We Future Cycle just implemented its recycling program in Graham Elementary School. Students learned about what happens to garbage and where it goes. They saw pictures of landfills and garbage filled lakes and coastal waters. They also learned about how personal choices in what we buy and what we consume make a difference, every single day.
I usually share with students my personal dislike for single serve juice pouches. The sandwiched material of plastic, aluminum foil and plastic is non-recyclable and such a terrible waste of infinitely valuable aluminum foil.
Most people do not think about the environmental cost of the materials they touch every day.
What does it take to make a water bottle, what does it take to make aluminum foil?
We are usually too busy to just get our days organized and it is so convenient to grab something single serve wrapped. And our language of casually saying “I am just going to throw this away”, as if there was a magic poof that made garbage disappear.
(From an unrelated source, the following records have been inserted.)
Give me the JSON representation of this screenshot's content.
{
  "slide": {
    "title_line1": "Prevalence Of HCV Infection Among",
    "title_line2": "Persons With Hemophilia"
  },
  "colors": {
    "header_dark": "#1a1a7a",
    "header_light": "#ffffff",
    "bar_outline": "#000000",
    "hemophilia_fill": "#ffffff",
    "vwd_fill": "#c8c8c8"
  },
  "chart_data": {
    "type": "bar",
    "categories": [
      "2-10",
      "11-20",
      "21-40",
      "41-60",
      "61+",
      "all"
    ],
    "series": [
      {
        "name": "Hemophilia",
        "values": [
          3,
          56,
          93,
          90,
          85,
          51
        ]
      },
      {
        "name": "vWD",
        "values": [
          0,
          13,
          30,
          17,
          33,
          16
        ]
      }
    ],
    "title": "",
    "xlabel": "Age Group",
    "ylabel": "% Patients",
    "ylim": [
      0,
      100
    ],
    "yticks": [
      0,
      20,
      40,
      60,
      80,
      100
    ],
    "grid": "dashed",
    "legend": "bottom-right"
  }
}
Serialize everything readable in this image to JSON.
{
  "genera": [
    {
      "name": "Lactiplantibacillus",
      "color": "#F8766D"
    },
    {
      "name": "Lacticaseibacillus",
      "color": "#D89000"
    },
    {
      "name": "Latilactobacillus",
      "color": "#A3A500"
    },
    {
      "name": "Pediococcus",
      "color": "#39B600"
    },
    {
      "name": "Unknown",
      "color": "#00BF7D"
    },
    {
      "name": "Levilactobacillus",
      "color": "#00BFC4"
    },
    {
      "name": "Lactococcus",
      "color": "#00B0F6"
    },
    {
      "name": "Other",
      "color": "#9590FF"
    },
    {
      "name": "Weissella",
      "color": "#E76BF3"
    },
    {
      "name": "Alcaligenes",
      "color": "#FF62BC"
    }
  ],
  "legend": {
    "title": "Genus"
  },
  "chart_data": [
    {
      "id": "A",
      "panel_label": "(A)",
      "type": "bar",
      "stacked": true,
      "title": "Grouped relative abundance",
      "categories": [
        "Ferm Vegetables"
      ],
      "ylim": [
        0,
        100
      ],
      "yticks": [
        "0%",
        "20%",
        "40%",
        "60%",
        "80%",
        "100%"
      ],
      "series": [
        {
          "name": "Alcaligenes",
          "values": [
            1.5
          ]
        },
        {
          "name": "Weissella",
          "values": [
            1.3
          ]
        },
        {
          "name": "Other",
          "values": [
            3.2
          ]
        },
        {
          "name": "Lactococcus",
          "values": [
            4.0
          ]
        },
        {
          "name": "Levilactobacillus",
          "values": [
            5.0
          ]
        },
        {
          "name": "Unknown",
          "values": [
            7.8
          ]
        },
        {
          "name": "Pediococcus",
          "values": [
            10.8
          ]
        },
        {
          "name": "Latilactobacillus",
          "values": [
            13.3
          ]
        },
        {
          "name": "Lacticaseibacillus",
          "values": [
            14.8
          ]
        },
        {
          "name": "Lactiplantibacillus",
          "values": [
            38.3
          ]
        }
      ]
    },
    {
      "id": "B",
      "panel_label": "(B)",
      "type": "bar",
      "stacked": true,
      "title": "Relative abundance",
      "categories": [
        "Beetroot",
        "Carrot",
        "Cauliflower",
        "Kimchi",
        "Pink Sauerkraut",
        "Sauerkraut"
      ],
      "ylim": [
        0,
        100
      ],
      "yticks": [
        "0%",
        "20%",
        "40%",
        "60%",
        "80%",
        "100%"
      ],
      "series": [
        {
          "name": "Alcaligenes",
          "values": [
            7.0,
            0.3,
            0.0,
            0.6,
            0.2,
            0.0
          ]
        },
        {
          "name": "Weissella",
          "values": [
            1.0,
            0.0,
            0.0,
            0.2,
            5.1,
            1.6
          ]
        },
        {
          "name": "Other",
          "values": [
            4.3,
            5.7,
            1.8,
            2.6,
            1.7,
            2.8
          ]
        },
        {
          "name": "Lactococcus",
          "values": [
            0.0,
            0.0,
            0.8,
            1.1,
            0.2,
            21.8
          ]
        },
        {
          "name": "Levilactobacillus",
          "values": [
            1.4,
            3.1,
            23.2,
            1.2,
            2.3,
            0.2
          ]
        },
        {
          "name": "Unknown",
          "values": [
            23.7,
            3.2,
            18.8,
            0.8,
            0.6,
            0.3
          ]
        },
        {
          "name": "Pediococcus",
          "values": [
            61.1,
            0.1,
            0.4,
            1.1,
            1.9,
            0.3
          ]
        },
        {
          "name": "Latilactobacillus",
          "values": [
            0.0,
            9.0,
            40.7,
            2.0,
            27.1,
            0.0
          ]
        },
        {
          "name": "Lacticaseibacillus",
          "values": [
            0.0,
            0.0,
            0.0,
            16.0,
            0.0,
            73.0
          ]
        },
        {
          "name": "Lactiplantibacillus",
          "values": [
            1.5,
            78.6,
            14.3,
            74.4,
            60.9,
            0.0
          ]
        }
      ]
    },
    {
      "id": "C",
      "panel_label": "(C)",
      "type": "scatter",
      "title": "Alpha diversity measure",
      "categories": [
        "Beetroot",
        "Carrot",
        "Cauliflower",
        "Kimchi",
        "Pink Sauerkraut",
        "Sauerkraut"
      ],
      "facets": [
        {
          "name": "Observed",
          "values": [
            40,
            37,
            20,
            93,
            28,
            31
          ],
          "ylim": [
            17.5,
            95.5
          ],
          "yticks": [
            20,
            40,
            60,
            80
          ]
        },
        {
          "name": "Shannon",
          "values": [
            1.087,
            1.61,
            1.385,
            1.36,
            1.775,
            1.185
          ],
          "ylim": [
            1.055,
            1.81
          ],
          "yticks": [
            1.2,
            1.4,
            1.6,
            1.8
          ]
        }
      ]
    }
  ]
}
Mount Vernon students are learning that there is no away, when it comes to garbage. It goes either to a landfill or to the incinerator, neither is a good place for our environment, and both have lasting damaging effect to all communities around them.
On day two, after learning about how their actions count and make a difference, I was approached by a group of 4th graders proudly displaying their new reusable water bottles, and saying that -from now- they will make a difference every day !
It was very heart warming. Changing the heart of children is what it takes to make generational change.